Denis Wolff est en effet un capitaine au long cours. L’homme derrière l’agence Maisonnette et le studio MasterKut est une figure incontournable de la musique d’ici depuis des années. Avec sa partenaire, la responsable du marketing et du développement des affaires Mary Catherine Harris, qui possède aussi un long bagage en édition (Plateau Music, Third Side Music, Genison), il a fondé Harris & Wolff il y a trois ans. Derrière ce nom sobre, qui évoque plus un cabinet d’avocats qu’une entreprise culturelle (une impression qui ravit les deux associés) se cache une petite boîte d’édition qui a de grands projets.

Rencontrés dans leurs bureaux, au sous-sol de l’édifice du boulevard St-Joseph qui abrite aussi les locaux de L-A be, le label de Louis Armand Bombardier, Mary et Denis semblent prêts à conquérir le monde, une musique à la fois. Comme on le disait, l’effondrement des ventes de disques n’empêche pas que les besoins en musique demeurent. Publicités, série télé, films, sites web… les créateurs de contenus visuels cherchent sans cesse de nouveaux sons pour habiller leurs productions. Et lorsqu’ils cherchent une ambiance sonore en particulier, c’est vers des boîtes comme Harris & Wolff qu’ils se tournent.

En tout, Harris & Wolff représentent une cinquantaine d’artistes et une trentaine qui se consacrent exclusivement à la création de musiques pour image. Mais sa bibliothèque grandit chaque jour et son catalogue ne cesse de se diversifier. « Ce qu’on offre, c’est du «curated content» , précise Mary Catherine Harris. Beaucoup de compagnies se lancent dans le licensing et se contentent de signer un maximum d’artistes interchangeables. Nous, on les choisit, puis on crée des playlists selon des ambiances spécifiques, ce qui aide beaucoup les clients. »

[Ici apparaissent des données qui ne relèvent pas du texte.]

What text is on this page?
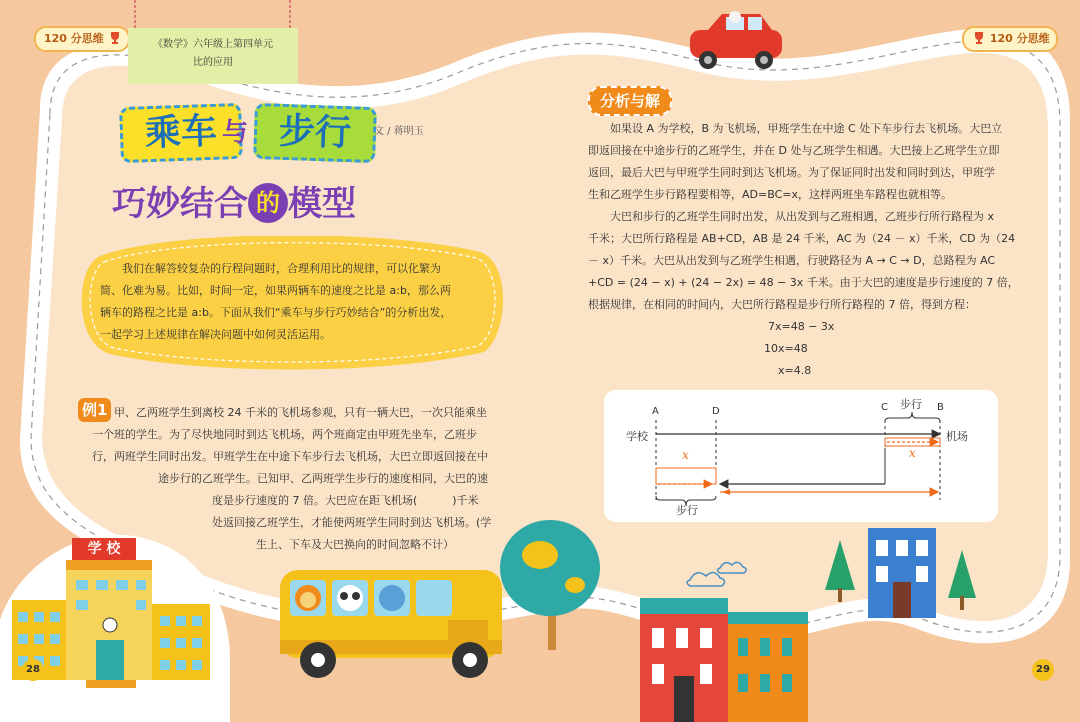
120 分思维	120 分思维
《数学》六年级上第四单元
比的应用
乘车 与 步行
巧妙结合 的 模型
文 / 蒋明玉
我们在解答较复杂的行程问题时，合理利用比的规律，可以化繁为简、化难为易。比如，时间一定，如果两辆车的速度之比是 a:b，那么两辆车的路程之比是 a:b。下面从我们“乘车与步行巧妙结合”的分析出发，一起学习上述规律在解决问题中如何灵活运用。
例1 甲、乙两班学生到离校 24 千米的飞机场参观，只有一辆大巴，一次只能乘坐
一个班的学生。为了尽快地同时到达飞机场，两个班商定由甲班先坐车，乙班步
行，两班学生同时出发。甲班学生在中途下车步行去飞机场，大巴立即返回接在中
途步行的乙班学生。已知甲、乙两班学生步行的速度相同，大巴的速
度是步行速度的 7 倍。大巴应在距飞机场(          )千米
处返回接乙班学生，才能使两班学生同时到达飞机场。(学
生上、下车及大巴换向的时间忽略不计）
学 校
分析与解
如果设 A 为学校，B 为飞机场，甲班学生在中途 C 处下车步行去飞机场。大巴立即返回接在中途步行的乙班学生，并在 D 处与乙班学生相遇。大巴接上乙班学生立即返回，最后大巴与甲班学生同时到达飞机场。为了保证同时出发和同时到达，甲班学生和乙班学生步行路程要相等，AD=BC=x，这样两班坐车路程也就相等。
大巴和步行的乙班学生同时出发，从出发到与乙班相遇，乙班步行所行路程为 x
千米；大巴所行路程是 AB+CD，AB 是 24 千米，AC 为（24 － x）千米，CD 为（24
－ x）千米。大巴从出发到与乙班学生相遇，行驶路径为 A → C → D，总路程为 AC
+CD = (24 − x) + (24 − 2x) = 48 − 3x 千米。由于大巴的速度是步行速度的 7 倍，
根据规律，在相同的时间内，大巴所行路程是步行所行路程的 7 倍，得到方程：
7x=48 − 3x
10x=48
x=4.8
A	D	C	B
学校	机场
步行
步行
x	x
28	29
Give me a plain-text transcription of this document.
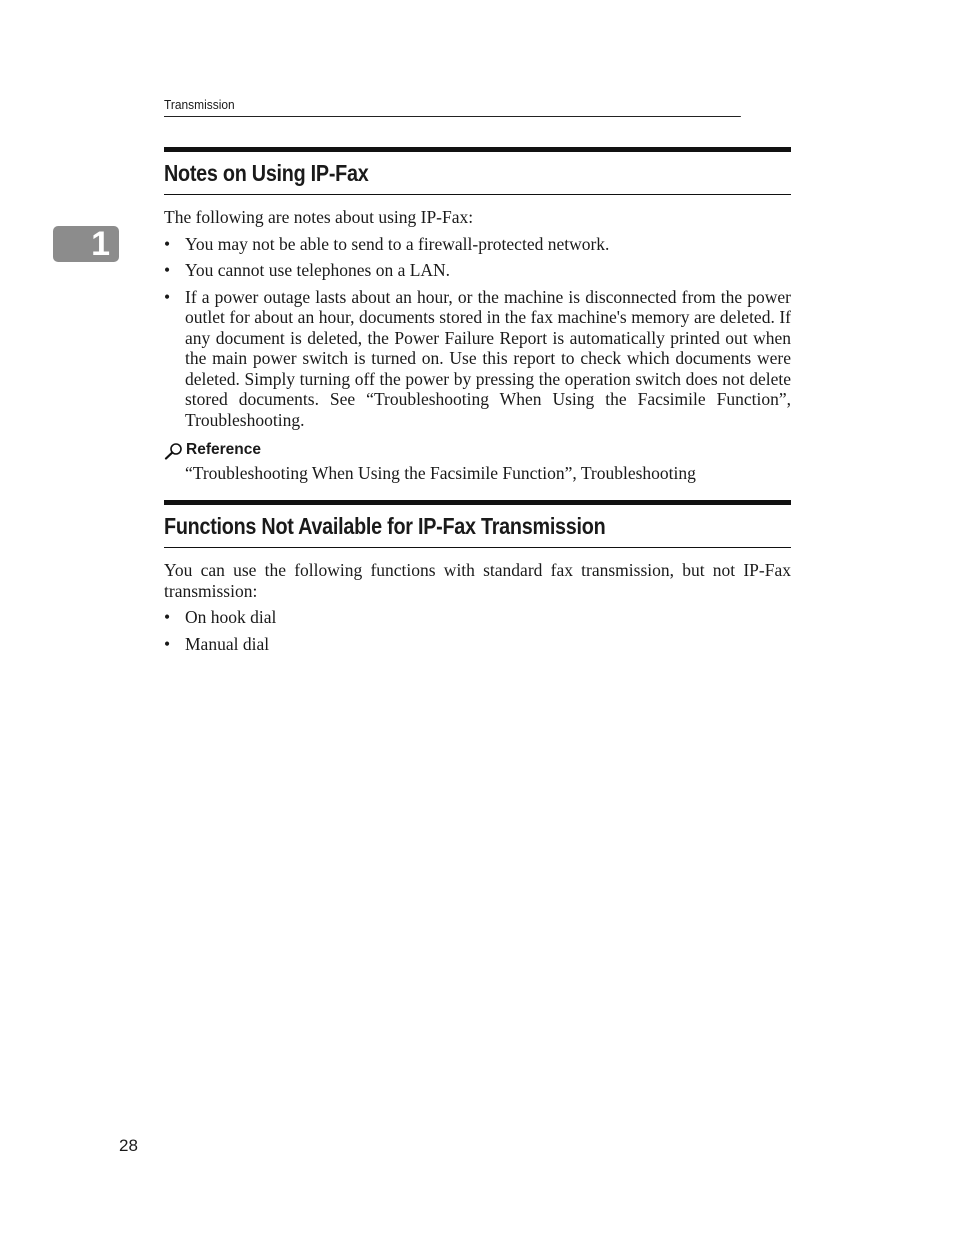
Transmission
1
Notes on Using IP-Fax

The following are notes about using IP-Fax:

• You may not be able to send to a firewall-protected network.
• You cannot use telephones on a LAN.
• If a power outage lasts about an hour, or the machine is disconnected from the power outlet for about an hour, documents stored in the fax machine's memory are deleted. If any document is deleted, the Power Failure Report is automatically printed out when the main power switch is turned on. Use this report to check which documents were deleted. Simply turning off the power by pressing the operation switch does not delete stored documents. See “Troubleshooting When Using the Facsimile Function”, Troubleshooting.
Reference
“Troubleshooting When Using the Facsimile Function”, Troubleshooting
Functions Not Available for IP-Fax Transmission

You can use the following functions with standard fax transmission, but not IP-Fax transmission:

• On hook dial
• Manual dial
28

« On travaille avec de vrais artistes qui ont de vraies personnalités, pas des compositeurs anonymes dont les chansons sont l’équivalent de ces photos libres de droits qu’on peut acheter sur Internet. », Denis Wolff, Harris & Wolff

Ces playlists font partie de l’interface conviviale du site web de la compagnie, que les deux associés décrivent comme un « one stop shop ».  « C’est le coeur de la compagnie, on a passé les deux premières années à construire l’interface », rappelle Mary Catherine. C’est Denis Wolff qui a travaillé activement au développement de cette plateforme propriétaire, si conviviale que certains voudraient même la lui acheter.

Comment ça fonctionne ? Disons que vous êtes un producteur de cinéma en quête de musique pour un film. Cherchez-vous une musique en mode mineur ou majeur ? Quelque chose d’enjoué, au tempo rapide ? Un reggae allemand peut-être ? Les options de recherche permettent une précision extrême. Vous remplissez ensuite un formulaire de demande : quelle utilisation ? Publicité, film, série ? Combien de secondes ? En arrière-plan ou en plein son ? En quelques clics, le client obtient un devis, ainsi qu’un fichier audio prêt à être utilisé. Harris & Wolff détiennent le contrôle des bandes maîtresses, ce qui évite d’avoir à trouver les ayants droit, sauvant ainsi temps et argent.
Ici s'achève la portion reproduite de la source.